2.2.3. Perfecting regulations on shareholders' rights, increasing the effectiveness of the shareholders' council's activities
Strengthen training and education for employees and managers of equitized enterprises on the rights of shareholders and management agencies in the company; procedures for passing important decisions of the company to make shareholders, especially shareholders who are employees, understand legal regulations to avoid conflicts within the enterprise or "formal" control or "wrong position" of employees and minority shareholders in the enterprise after conversion due to lack of understanding of the law to ensure the effective operation of the enterprise after equitization.
Conduct amendments and supplements to legal regulations related to improving the effectiveness of the enforcement mechanism to ensure the rights of shareholders in equitized enterprises, especially shareholders who are employees and minority shareholders, such as:
+ Ensure maximum information access rights of shareholders, supplement specific regulations to ensure shareholders have access to all information, records, and documents of the company; ensure the right to review accounting books, minutes of the General Meeting of Shareholders, Board of Directors.

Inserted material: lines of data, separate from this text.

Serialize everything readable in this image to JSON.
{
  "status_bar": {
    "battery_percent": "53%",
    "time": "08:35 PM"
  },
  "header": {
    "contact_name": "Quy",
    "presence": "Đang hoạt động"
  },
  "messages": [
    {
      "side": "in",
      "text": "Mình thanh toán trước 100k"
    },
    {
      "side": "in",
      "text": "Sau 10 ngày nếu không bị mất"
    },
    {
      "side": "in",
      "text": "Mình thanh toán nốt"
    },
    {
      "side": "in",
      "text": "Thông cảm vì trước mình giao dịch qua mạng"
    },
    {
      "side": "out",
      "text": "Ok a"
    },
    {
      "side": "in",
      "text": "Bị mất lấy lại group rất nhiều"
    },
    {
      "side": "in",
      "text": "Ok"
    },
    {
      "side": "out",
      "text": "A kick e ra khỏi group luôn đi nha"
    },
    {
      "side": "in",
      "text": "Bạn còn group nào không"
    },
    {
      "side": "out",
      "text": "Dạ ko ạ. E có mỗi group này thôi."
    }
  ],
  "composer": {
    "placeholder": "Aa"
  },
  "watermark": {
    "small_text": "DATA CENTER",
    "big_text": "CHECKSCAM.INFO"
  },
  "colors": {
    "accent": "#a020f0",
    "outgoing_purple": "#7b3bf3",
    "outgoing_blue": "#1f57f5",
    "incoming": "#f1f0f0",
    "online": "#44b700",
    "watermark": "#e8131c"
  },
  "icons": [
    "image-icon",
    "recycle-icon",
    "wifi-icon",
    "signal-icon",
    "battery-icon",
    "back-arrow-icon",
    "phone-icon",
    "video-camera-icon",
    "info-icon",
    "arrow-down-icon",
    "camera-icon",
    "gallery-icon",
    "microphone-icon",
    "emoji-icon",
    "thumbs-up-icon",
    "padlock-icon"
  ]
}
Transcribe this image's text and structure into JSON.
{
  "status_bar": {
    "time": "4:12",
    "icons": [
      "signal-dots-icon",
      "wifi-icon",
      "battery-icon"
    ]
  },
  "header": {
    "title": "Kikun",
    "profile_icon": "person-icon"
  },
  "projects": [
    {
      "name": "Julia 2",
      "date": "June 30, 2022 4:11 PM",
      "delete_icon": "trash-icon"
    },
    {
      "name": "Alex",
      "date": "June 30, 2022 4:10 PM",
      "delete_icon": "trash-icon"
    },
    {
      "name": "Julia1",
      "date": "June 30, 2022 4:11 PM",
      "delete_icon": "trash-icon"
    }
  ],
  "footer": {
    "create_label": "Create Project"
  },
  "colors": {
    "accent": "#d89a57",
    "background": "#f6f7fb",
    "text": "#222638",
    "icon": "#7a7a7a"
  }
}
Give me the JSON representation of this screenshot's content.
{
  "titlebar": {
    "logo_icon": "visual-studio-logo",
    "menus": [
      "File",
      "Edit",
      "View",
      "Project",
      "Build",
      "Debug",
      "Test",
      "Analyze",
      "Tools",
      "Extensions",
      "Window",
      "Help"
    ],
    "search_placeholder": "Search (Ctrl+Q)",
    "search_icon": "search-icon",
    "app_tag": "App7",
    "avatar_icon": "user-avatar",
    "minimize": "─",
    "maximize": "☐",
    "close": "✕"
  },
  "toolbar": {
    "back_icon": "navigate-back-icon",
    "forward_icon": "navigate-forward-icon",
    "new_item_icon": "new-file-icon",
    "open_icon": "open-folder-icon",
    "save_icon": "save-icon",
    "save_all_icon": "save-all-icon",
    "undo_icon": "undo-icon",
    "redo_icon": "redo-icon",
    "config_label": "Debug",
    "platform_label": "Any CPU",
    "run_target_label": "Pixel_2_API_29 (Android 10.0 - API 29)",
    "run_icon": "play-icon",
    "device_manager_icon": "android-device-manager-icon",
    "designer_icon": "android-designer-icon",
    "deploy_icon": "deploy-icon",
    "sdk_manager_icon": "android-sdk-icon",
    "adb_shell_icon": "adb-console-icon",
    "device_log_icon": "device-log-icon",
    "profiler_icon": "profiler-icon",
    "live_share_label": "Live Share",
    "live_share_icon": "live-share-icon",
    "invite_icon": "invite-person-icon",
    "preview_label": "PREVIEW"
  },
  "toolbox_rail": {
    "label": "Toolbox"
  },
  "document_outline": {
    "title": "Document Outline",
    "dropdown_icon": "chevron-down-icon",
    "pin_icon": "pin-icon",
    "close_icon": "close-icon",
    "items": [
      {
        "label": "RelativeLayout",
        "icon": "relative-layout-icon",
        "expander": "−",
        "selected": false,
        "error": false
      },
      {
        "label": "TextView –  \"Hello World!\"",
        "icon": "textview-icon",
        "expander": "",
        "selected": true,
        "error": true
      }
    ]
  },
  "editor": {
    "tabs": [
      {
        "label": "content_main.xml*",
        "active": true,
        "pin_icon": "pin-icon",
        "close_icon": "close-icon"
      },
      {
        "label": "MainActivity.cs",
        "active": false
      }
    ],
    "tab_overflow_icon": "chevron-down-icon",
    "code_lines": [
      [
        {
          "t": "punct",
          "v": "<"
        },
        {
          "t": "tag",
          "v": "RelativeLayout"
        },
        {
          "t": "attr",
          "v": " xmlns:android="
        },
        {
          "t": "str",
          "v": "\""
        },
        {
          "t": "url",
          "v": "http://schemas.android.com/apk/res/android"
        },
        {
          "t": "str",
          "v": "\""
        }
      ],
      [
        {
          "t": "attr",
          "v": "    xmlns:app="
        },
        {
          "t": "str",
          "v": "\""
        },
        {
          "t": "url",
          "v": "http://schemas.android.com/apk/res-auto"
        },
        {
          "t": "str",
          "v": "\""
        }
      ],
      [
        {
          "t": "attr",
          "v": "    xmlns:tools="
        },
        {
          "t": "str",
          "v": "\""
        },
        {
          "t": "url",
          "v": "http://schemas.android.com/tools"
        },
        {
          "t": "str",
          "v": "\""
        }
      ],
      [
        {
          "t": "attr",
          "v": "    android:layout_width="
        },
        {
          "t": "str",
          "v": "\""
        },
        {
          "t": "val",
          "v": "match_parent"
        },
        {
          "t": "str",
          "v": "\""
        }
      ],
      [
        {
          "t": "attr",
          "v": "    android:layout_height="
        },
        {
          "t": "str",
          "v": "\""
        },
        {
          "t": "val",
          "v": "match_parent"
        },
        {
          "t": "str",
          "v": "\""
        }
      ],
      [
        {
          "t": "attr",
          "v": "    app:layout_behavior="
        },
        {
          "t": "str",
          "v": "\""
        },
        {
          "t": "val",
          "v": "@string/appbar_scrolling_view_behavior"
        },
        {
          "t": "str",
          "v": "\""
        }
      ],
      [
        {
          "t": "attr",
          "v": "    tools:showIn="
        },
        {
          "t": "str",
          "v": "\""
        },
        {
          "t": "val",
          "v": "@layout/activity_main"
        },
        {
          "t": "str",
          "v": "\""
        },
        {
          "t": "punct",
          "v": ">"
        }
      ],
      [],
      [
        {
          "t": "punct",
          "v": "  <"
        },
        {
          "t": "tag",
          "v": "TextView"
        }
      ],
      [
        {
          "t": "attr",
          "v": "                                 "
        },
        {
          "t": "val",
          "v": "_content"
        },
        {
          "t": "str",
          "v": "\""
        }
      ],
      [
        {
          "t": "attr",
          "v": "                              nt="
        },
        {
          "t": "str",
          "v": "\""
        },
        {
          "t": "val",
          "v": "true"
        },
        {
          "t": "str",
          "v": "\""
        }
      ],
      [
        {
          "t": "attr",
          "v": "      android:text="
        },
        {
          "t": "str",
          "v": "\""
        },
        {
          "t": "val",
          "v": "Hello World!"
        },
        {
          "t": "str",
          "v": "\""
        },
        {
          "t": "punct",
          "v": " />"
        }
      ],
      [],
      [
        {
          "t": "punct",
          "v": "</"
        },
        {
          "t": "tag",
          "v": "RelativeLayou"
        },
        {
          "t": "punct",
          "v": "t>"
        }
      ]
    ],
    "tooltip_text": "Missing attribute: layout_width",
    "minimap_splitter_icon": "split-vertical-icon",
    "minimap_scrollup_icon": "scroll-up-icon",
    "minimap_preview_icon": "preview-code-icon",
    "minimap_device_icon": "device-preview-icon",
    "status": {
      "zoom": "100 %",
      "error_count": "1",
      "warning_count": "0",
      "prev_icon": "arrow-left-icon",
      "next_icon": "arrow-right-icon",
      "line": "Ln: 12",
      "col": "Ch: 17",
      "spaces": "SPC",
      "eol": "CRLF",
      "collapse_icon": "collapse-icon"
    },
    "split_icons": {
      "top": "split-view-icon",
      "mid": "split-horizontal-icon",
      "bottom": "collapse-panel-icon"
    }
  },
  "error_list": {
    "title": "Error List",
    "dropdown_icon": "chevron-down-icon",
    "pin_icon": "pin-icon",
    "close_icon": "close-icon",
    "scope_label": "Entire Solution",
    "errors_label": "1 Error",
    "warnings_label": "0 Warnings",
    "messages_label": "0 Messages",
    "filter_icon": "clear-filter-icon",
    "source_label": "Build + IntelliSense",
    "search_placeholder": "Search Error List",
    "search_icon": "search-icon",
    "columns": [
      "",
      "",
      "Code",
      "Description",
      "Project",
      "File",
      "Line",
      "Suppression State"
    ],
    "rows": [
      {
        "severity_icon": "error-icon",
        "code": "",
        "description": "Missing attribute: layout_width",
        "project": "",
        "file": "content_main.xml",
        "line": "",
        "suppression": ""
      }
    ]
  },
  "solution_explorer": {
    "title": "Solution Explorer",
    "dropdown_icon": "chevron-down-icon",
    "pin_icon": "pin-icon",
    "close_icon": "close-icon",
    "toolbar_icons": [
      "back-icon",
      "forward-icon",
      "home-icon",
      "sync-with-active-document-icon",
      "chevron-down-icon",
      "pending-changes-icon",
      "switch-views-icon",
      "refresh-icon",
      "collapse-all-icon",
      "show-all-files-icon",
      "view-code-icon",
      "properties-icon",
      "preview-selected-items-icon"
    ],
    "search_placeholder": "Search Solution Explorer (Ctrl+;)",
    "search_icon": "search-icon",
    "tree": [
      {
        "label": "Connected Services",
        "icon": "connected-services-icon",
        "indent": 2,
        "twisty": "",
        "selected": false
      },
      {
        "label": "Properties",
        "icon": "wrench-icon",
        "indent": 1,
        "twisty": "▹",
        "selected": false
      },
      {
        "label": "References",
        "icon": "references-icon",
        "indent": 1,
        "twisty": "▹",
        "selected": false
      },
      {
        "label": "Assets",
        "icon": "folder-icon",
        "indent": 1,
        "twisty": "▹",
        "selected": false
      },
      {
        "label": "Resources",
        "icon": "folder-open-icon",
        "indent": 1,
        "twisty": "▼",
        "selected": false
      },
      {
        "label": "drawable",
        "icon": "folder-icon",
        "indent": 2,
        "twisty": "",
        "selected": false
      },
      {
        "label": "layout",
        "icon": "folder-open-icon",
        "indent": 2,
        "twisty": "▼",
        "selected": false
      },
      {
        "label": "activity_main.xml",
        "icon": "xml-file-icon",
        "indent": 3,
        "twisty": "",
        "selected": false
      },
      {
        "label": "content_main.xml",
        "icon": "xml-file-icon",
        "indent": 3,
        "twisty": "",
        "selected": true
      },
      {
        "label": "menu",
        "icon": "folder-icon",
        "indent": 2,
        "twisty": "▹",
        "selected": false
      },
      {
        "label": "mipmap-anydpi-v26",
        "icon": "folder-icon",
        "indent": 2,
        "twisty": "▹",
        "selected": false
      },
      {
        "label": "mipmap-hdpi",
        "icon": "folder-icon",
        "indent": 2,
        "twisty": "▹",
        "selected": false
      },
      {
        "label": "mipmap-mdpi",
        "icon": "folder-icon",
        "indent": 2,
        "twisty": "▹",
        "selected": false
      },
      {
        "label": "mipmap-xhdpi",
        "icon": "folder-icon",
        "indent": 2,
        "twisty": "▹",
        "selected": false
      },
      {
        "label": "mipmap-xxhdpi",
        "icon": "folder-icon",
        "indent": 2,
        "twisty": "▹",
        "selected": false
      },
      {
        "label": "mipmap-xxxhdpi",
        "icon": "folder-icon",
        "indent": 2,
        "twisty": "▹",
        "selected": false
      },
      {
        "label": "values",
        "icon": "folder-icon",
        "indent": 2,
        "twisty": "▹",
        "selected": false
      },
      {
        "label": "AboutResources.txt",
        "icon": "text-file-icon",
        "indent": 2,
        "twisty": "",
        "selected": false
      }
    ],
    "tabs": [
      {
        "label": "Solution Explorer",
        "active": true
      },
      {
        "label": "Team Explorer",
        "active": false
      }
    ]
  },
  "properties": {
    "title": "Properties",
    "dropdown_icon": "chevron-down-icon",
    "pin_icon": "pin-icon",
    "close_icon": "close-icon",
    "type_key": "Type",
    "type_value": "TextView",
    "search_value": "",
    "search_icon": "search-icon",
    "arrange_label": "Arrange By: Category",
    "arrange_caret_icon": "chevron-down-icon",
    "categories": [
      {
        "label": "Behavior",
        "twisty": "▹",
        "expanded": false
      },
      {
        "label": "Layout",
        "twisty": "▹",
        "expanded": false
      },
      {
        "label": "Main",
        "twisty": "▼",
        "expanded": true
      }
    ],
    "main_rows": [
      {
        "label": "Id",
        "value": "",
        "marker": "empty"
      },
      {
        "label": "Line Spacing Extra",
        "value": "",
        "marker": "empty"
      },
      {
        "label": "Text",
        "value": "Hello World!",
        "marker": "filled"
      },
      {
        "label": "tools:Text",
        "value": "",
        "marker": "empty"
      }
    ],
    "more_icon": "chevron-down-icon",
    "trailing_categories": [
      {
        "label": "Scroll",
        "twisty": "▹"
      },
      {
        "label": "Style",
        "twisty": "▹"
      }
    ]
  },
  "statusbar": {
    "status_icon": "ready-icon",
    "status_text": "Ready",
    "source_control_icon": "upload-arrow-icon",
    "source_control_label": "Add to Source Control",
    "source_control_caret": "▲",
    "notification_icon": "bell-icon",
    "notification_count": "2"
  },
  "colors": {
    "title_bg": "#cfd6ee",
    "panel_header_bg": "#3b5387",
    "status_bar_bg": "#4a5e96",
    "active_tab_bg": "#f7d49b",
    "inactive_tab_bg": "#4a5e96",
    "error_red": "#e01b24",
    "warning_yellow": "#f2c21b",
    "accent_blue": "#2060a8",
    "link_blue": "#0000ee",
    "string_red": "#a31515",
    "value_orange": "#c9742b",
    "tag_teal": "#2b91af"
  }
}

+ Specify regulations on the rights of minority shareholders in nominating people to the Board of Directors, the Board of Supervisors and the right to convene the General Meeting of Shareholders, especially regulations on the principles of determining the number of people they can nominate, as well as the form and content of the request to convene the General Meeting of Shareholders to ensure that these rights can be effectively implemented in practice.
+ Supplementing the voting authorization mechanism to facilitate the concentration of a certain number of votes for decisions at the General Meeting of Shareholders under pressure from majority shareholders (for example, state shareholders in equitized enterprises with state-controlled capital).
+ Increase the rate of passing decisions at the General Meeting of Shareholders to reduce the possibility of manipulation by major shareholders.
+ Further specify the regulations on voting in writing to minimize the situation of arbitrarily collecting opinions in some enterprises with a large proportion of state shares (even much below the controlling level), making enterprises and third parties feel that external administrative agencies are rudely interfering in the decisions of the General Meeting of Shareholders, etc.
2.2.4. Changing perspectives on employment and labor structure
There are many ways to solve the problem of changing the labor structure to suit the tasks of the JSC, but the following issues must be ensured in principle:
- Employees participating in production and business activities at a joint stock company after equitization are always employees in the production line. At that time, they must comply with the Labor Law. If they are shareholders, they only have the right to exercise their shareholder rights according to the Enterprise Law.